By Parisa Hafezi and Mark John Thu Jul 6, 10:48 AM ET

BRUSSELS (Reuters) –

Iran defied calls on Thursday for an early reply to an offer of incentives from major powers aimed at ending a stand-off over its nuclear plans, despite growing international impatience.

The European Union is due to hold preliminary talks with Iran on Thursday and more detailed discussions next Tuesday in which it expects a formal response to a package of technology, trade and other incentives to halt uranium enrichment.

But Iran ruled out any breakthrough at the meetings between its chief nuclear negotiator Ali Larijani and EU foreign policy chief Javier Solana.

"The Tuesday meeting is just for removing ambiguities. Iran will not give its definitive answer at this meeting," an Iranian official, who requested anonymity, told Reuters.

Major powers have said they want a reply from Tehran by a July 15 Group of Eight summit in St. Petersburg at the latest. Tehran insists it will not give its answer before August 22.

Iran postponed talks with Solana in Brussels on Wednesday in apparent anger at an exiled opposition leader's visit to the European parliament, but added that Larijani would meet Solana for a private dinner on Thursday.

Diplomats say that as Russia and China are unlikely to back any U.N. sanctions against Iran at this stage, there is little pressure on Tehran to respond either at the Brussels talks or before the G8 summit in Russia.

Russian President Vladimir Putin urged Tehran to speed up its reply on Thursday but said talk of sanctions was premature.

"To wait endlessly is counter-productive, but it would be more counter-productive to drive this problem into a dead-end and that is why I would not speak about sanctions at the moment," he said on an interactive webcast in Russia.

FUEL GUARANTEES

The United States has accused Iran of having a secret program to build nuclear weapons.
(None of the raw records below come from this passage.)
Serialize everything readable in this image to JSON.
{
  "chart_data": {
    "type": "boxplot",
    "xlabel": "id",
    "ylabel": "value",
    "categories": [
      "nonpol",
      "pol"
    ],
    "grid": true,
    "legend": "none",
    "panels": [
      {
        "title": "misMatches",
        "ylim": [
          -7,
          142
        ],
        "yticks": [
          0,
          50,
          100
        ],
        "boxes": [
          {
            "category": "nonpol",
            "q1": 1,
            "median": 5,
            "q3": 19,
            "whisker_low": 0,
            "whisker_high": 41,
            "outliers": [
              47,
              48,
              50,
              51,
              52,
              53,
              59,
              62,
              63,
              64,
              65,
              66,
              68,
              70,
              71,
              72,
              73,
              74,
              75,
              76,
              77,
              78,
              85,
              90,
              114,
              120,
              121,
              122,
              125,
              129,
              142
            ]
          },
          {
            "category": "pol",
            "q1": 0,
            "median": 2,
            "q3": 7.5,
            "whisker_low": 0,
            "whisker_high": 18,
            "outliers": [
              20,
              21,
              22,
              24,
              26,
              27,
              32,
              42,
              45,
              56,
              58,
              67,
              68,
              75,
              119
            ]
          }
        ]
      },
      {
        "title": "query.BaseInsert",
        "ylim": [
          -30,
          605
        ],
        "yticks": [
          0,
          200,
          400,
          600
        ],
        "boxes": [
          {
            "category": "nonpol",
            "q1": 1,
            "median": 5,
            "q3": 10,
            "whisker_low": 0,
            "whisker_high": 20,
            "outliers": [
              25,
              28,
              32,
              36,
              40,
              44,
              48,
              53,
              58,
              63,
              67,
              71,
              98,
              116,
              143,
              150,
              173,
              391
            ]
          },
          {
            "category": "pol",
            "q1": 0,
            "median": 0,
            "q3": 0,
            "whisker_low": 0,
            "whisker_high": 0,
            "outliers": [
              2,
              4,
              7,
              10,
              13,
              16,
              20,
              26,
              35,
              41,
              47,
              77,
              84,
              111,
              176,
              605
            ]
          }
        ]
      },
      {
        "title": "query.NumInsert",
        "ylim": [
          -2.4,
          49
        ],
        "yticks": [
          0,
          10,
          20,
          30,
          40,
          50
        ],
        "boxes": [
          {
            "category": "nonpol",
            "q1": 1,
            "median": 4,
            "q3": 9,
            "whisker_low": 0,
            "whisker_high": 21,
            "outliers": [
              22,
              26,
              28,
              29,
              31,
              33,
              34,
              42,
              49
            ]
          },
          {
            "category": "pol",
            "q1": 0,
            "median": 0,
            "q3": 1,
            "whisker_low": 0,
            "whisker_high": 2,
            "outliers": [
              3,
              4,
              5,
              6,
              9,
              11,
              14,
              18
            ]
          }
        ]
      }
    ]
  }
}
Iran denies the charge, saying its nuclear program is solely for power generation.

"(If Iran is) trying to stall, it's not going to work," U.S. Secretary of State Condoleezza Rice said on Wednesday.
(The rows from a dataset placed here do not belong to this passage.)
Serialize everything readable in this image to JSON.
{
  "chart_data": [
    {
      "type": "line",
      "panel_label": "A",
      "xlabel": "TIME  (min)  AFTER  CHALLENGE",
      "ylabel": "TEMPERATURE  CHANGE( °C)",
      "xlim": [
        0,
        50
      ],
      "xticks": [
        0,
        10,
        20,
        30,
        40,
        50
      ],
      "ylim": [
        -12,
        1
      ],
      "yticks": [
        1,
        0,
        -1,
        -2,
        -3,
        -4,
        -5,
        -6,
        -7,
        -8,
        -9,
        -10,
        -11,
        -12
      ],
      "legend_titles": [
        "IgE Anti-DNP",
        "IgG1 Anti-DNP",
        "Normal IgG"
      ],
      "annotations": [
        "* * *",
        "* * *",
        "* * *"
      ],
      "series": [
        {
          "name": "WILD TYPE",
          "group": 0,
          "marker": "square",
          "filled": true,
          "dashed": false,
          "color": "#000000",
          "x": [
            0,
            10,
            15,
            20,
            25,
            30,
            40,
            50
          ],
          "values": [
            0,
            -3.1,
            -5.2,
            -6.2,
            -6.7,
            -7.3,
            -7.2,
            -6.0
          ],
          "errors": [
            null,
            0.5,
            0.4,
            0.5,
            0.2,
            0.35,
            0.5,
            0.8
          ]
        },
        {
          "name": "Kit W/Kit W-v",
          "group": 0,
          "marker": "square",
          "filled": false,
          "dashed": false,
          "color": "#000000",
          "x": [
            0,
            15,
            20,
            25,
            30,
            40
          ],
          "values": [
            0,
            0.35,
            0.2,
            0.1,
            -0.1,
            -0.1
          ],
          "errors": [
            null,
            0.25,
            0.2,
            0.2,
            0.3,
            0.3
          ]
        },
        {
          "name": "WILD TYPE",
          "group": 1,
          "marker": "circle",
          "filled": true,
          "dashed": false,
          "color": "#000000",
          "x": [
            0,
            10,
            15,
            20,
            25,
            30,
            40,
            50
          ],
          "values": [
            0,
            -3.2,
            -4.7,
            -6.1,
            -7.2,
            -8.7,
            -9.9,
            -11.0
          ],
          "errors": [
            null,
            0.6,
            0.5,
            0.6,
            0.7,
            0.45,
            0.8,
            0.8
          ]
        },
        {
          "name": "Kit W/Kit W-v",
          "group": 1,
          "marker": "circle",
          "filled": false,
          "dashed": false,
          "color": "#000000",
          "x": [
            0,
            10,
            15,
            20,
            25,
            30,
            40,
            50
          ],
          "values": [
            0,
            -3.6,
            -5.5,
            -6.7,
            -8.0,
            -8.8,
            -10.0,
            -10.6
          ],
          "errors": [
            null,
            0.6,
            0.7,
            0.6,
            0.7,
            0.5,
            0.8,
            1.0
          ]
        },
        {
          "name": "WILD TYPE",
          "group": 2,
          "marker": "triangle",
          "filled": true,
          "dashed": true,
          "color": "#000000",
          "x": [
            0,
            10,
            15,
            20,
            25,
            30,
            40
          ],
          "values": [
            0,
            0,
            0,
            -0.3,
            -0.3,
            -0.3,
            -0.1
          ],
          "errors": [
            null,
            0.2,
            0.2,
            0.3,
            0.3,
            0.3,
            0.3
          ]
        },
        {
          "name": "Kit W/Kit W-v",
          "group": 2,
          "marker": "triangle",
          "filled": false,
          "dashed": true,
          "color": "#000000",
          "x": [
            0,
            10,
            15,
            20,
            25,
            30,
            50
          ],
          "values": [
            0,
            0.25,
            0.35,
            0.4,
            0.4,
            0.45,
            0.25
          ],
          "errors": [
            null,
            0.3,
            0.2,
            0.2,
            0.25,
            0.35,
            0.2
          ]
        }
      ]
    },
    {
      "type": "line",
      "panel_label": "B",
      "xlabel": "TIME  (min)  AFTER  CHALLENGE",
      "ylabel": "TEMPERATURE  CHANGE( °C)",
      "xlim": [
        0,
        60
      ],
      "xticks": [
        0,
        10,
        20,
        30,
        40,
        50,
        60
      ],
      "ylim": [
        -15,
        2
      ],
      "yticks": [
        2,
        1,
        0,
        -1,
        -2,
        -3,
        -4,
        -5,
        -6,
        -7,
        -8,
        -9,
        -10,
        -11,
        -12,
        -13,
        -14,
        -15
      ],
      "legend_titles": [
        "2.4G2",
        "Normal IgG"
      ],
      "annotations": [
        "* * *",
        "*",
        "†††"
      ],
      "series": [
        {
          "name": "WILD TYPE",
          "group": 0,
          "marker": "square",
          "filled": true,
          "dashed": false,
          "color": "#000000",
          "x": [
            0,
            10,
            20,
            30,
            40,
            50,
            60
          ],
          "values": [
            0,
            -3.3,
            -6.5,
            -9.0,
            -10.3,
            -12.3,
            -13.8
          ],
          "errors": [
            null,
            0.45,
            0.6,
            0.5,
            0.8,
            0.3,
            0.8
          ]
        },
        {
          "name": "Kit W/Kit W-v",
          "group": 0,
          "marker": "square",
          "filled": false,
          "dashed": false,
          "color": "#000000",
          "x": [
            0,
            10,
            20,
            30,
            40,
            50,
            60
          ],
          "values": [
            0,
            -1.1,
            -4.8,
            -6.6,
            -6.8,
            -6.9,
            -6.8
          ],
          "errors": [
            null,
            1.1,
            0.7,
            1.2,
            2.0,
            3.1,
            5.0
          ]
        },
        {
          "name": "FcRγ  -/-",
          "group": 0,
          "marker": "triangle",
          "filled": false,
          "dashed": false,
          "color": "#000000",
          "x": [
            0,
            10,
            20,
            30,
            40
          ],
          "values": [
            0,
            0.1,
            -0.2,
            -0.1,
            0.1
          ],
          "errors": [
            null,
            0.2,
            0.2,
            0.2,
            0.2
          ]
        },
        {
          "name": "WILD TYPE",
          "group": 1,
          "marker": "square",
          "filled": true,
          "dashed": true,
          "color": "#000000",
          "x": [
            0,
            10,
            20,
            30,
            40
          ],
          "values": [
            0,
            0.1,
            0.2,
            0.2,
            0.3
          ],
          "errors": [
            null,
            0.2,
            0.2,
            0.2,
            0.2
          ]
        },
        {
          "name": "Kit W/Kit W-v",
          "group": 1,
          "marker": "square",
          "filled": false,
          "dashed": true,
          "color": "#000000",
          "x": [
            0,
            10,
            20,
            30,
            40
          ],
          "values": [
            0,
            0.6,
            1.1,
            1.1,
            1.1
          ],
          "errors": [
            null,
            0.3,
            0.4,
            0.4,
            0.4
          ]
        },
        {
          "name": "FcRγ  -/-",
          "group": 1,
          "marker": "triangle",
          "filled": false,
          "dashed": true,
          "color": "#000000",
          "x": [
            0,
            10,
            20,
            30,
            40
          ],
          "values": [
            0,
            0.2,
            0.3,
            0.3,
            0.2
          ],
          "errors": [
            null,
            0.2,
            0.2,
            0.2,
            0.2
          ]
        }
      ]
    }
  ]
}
The five permanent, veto-wielding U.N. Security Council members -- the United States, Britain, France, Russia and China -- plus Germany have offered Iran a state-of-the-art nuclear reactor with a guaranteed fuel supply, economic benefits and support for the idea of a regional security framework if it halts uranium enrichment.

The head of the U.N. nuclear watchdog Mohamed ElBaradei told private Turkish TV channel NTV he did not believe Iran was yet in a position to build a nuclear weapon and there was time for talk and diplomacy.

ElBaradei, the director general of the International Atomic Energy Agency, said military intervention was not an option and the only lasting solution was through diplomacy.

He told CNN Turk TV that no one questioned Iran's right to develop nuclear energy for peaceful purposes.